ANCHE IN ITALIA NON ESISTE una legge che regola le migrazioni provocate dai cambiamenti climatici. Al contrario, nel nuovo elenco dei cosiddetti «Paesi terzi sicuri», cioè quelli dai quali i migranti hanno forti limitazioni nella possibilità di chiedere asilo politico, sono stati inseriti paesi come il Bangladesh e l’Egitto, da cui molte persone vanno via a seguito dei danni provocati proprio dal clima.

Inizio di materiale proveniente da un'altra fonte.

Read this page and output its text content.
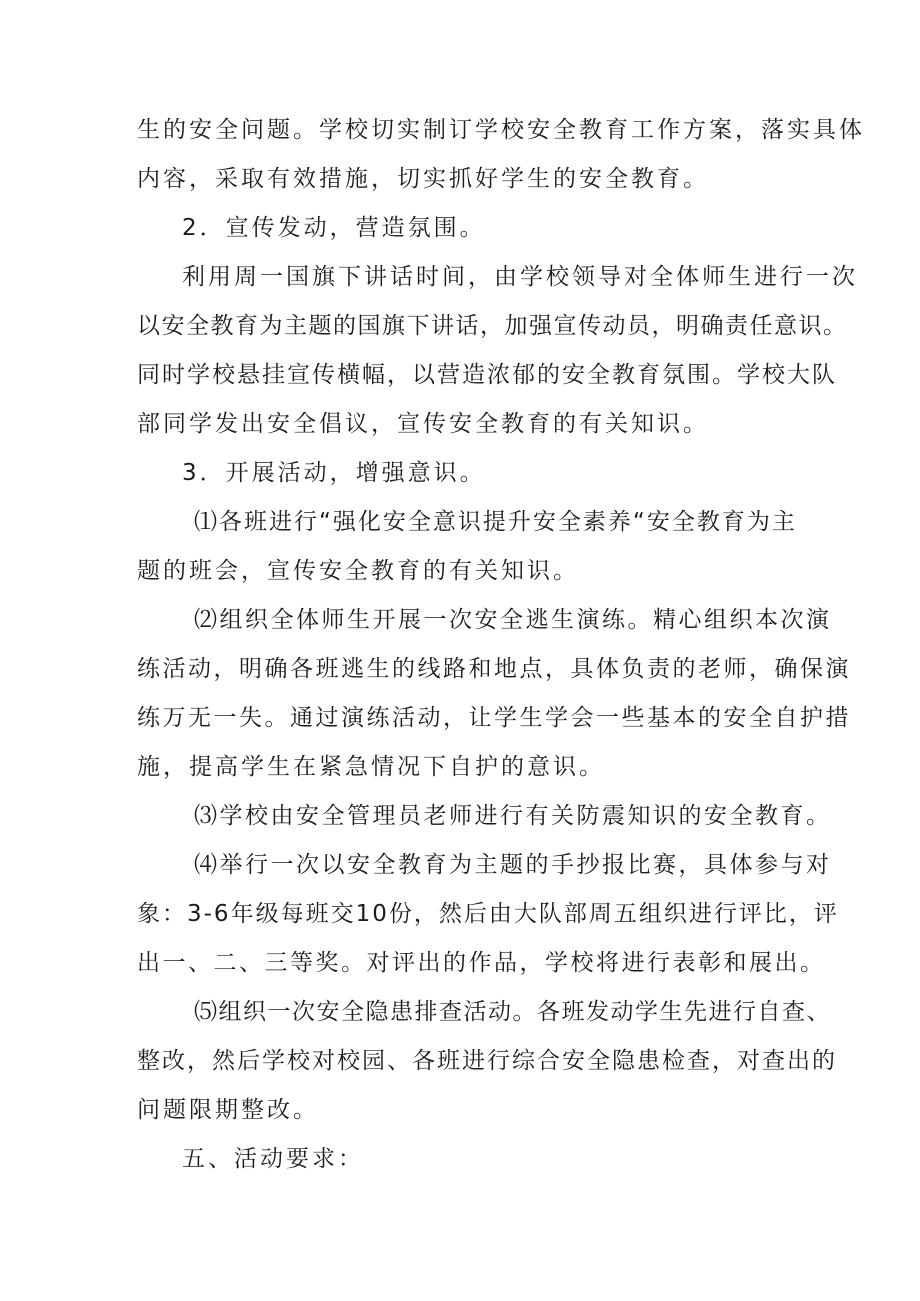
生的安全问题。学校切实制订学校安全教育工作方案，落实具体

内容，采取有效措施，切实抓好学生的安全教育。

2．宣传发动，营造氛围。

利用周一国旗下讲话时间，由学校领导对全体师生进行一次

以安全教育为主题的国旗下讲话，加强宣传动员，明确责任意识。

同时学校悬挂宣传横幅，以营造浓郁的安全教育氛围。学校大队

部同学发出安全倡议，宣传安全教育的有关知识。

3．开展活动，增强意识。

⑴各班进行“强化安全意识提升安全素养“安全教育为主

题的班会，宣传安全教育的有关知识。

⑵组织全体师生开展一次安全逃生演练。精心组织本次演

练活动，明确各班逃生的线路和地点，具体负责的老师，确保演

练万无一失。通过演练活动，让学生学会一些基本的安全自护措

施，提高学生在紧急情况下自护的意识。

⑶学校由安全管理员老师进行有关防震知识的安全教育。

⑷举行一次以安全教育为主题的手抄报比赛，具体参与对

象：3-6年级每班交10份，然后由大队部周五组织进行评比，评

出一、二、三等奖。对评出的作品，学校将进行表彰和展出。

⑸组织一次安全隐患排查活动。各班发动学生先进行自查、

整改，然后学校对校园、各班进行综合安全隐患检查，对查出的

问题限期整改。

五、活动要求：
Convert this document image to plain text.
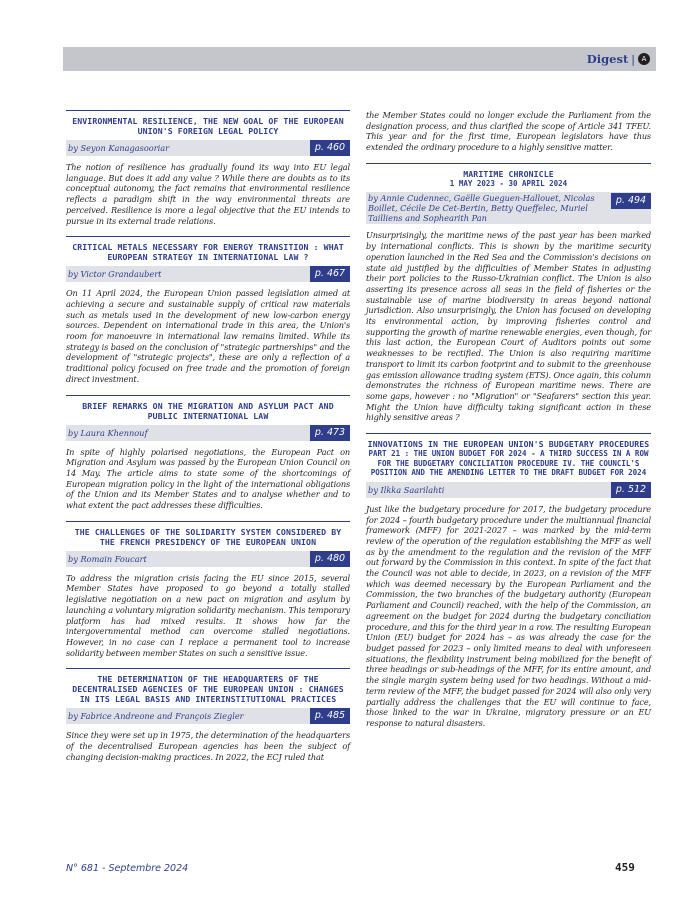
Digest | A
ENVIRONMENTAL RESILIENCE, THE NEW GOAL OF THE EUROPEAN UNION'S FOREIGN LEGAL POLICY
by Seyon Kanagasooriar	p. 460

The notion of resilience has gradually found its way into EU legal language. But does it add any value ? While there are doubts as to its conceptual autonomy, the fact remains that environmental resilience reflects a paradigm shift in the way environmental threats are perceived. Resilience is more a legal objective that the EU intends to pursue in its external trade relations.

CRITICAL METALS NECESSARY FOR ENERGY TRANSITION : WHAT EUROPEAN STRATEGY IN INTERNATIONAL LAW ?
by Victor Grandaubert	p. 467

On 11 April 2024, the European Union passed legislation aimed at achieving a secure and sustainable supply of critical raw materials such as metals used in the development of new low-carbon energy sources. Dependent on international trade in this area, the Union's room for manoeuvre in international law remains limited. While its strategy is based on the conclusion of "strategic partnerships" and the development of "strategic projects", these are only a reflection of a traditional policy focused on free trade and the promotion of foreign direct investment.

BRIEF REMARKS ON THE MIGRATION AND ASYLUM PACT AND PUBLIC INTERNATIONAL LAW
by Laura Khennouf	p. 473

In spite of highly polarised negotiations, the European Pact on Migration and Asylum was passed by the European Union Council on 14 May. The article aims to state some of the shortcomings of European migration policy in the light of the international obligations of the Union and its Member States and to analyse whether and to what extent the pact addresses these difficulties.

THE CHALLENGES OF THE SOLIDARITY SYSTEM CONSIDERED BY THE FRENCH PRESIDENCY OF THE EUROPEAN UNION
by Romain Foucart	p. 480

To address the migration crisis facing the EU since 2015, several Member States have proposed to go beyond a totally stalled legislative negotiation on a new pact on migration and asylum by launching a voluntary migration solidarity mechanism. This temporary platform has had mixed results. It shows how far the intergovernmental method can overcome stalled negotiations. However, in no case can I replace a permanent tool to increase solidarity between member States on such a sensitive issue.

THE DETERMINATION OF THE HEADQUARTERS OF THE DECENTRALISED AGENCIES OF THE EUROPEAN UNION : CHANGES IN ITS LEGAL BASIS AND INTERINSTITUTIONAL PRACTICES
by Fabrice Andreone and François Ziegler	p. 485

Since they were set up in 1975, the determination of the headquarters of the decentralised European agencies has been the subject of changing decision-making practices. In 2022, the ECJ ruled that

the Member States could no longer exclude the Parliament from the designation process, and thus clarified the scope of Article 341 TFEU. This year and for the first time, European legislators have thus extended the ordinary procedure to a highly sensitive matter.

MARITIME CHRONICLE
1 MAY 2023 - 30 APRIL 2024
by Annie Cudennec, Gaëlle Gueguen-Hallouet, Nicolas Boillet, Cécile De Cet-Bertin, Betty Queffelec, Muriel Tailliens and Sophearith Pan
p. 494

Unsurprisingly, the maritime news of the past year has been marked by international conflicts. This is shown by the maritime security operation launched in the Red Sea and the Commission's decisions on state aid justified by the difficulties of Member States in adjusting their port policies to the Russo-Ukrainian conflict. The Union is also asserting its presence across all seas in the field of fisheries or the sustainable use of marine biodiversity in areas beyond national jurisdiction. Also unsurprisingly, the Union has focused on developing its environmental action, by improving fisheries control and supporting the growth of marine renewable energies, even though, for this last action, the European Court of Auditors points out some weaknesses to be rectified. The Union is also requiring maritime transport to limit its carbon footprint and to submit to the greenhouse gas emission allowance trading system (ETS). Once again, this column demonstrates the richness of European maritime news. There are some gaps, however : no "Migration" or "Seafarers" section this year. Might the Union have difficulty taking significant action in these highly sensitive areas ?

INNOVATIONS IN THE EUROPEAN UNION'S BUDGETARY PROCEDURES
PART 21 : THE UNION BUDGET FOR 2024 - A THIRD SUCCESS IN A ROW FOR THE BUDGETARY CONCILIATION PROCEDURE IV. THE COUNCIL'S POSITION AND THE AMENDING LETTER TO THE DRAFT BUDGET FOR 2024
by Ilkka Saarilahti	p. 512

Just like the budgetary procedure for 2017, the budgetary procedure for 2024 – fourth budgetary procedure under the multiannual financial framework (MFF) for 2021-2027 – was marked by the mid-term review of the operation of the regulation establishing the MFF as well as by the amendment to the regulation and the revision of the MFF out forward by the Commission in this context. In spite of the fact that the Council was not able to decide, in 2023, on a revision of the MFF which was deemed necessary by the European Parliament and the Commission, the two branches of the budgetary authority (European Parliament and Council) reached, with the help of the Commission, an agreement on the budget for 2024 during the budgetary conciliation procedure, and this for the third year in a row. The resulting European Union (EU) budget for 2024 has – as was already the case for the budget passed for 2023 – only limited means to deal with unforeseen situations, the flexibility instrument being mobilized for the benefit of three headings or sub-headings of the MFF, for its entire amount, and the single margin system being used for two headings. Without a mid-term review of the MFF, the budget passed for 2024 will also only very partially address the challenges that the EU will continue to face, those linked to the war in Ukraine, migratory pressure or an EU response to natural disasters.

N° 681 - Septembre 2024	459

IN UN RAPPORTO SU «MIGRAZIONI ambientali e crisi climatica» che sarà presentato a Milano il 23 gennaio, l’associazione A Sud sostiene che la decisione di lasciare il paese di origine è legata al «sommarsi di cause diverse e tra loro interconnesse» e questo «rende difficile l’isolamento del motivo climatico-ambientale». Secondo il dossier, una delle ragioni della difficoltà di riconoscerla è la scarsa consapevolezza dei migranti sulle questioni ambientali. Nei racconti dei cittadini del Bangladesh, del Pakistan e di diversi paesi africani presenti nel dossier sono però «ricorrenti i racconti della distruzione, causata da eventi climatici estremi, di case, edifici o beni da cui dipendeva la sussistenza propria o della famiglia».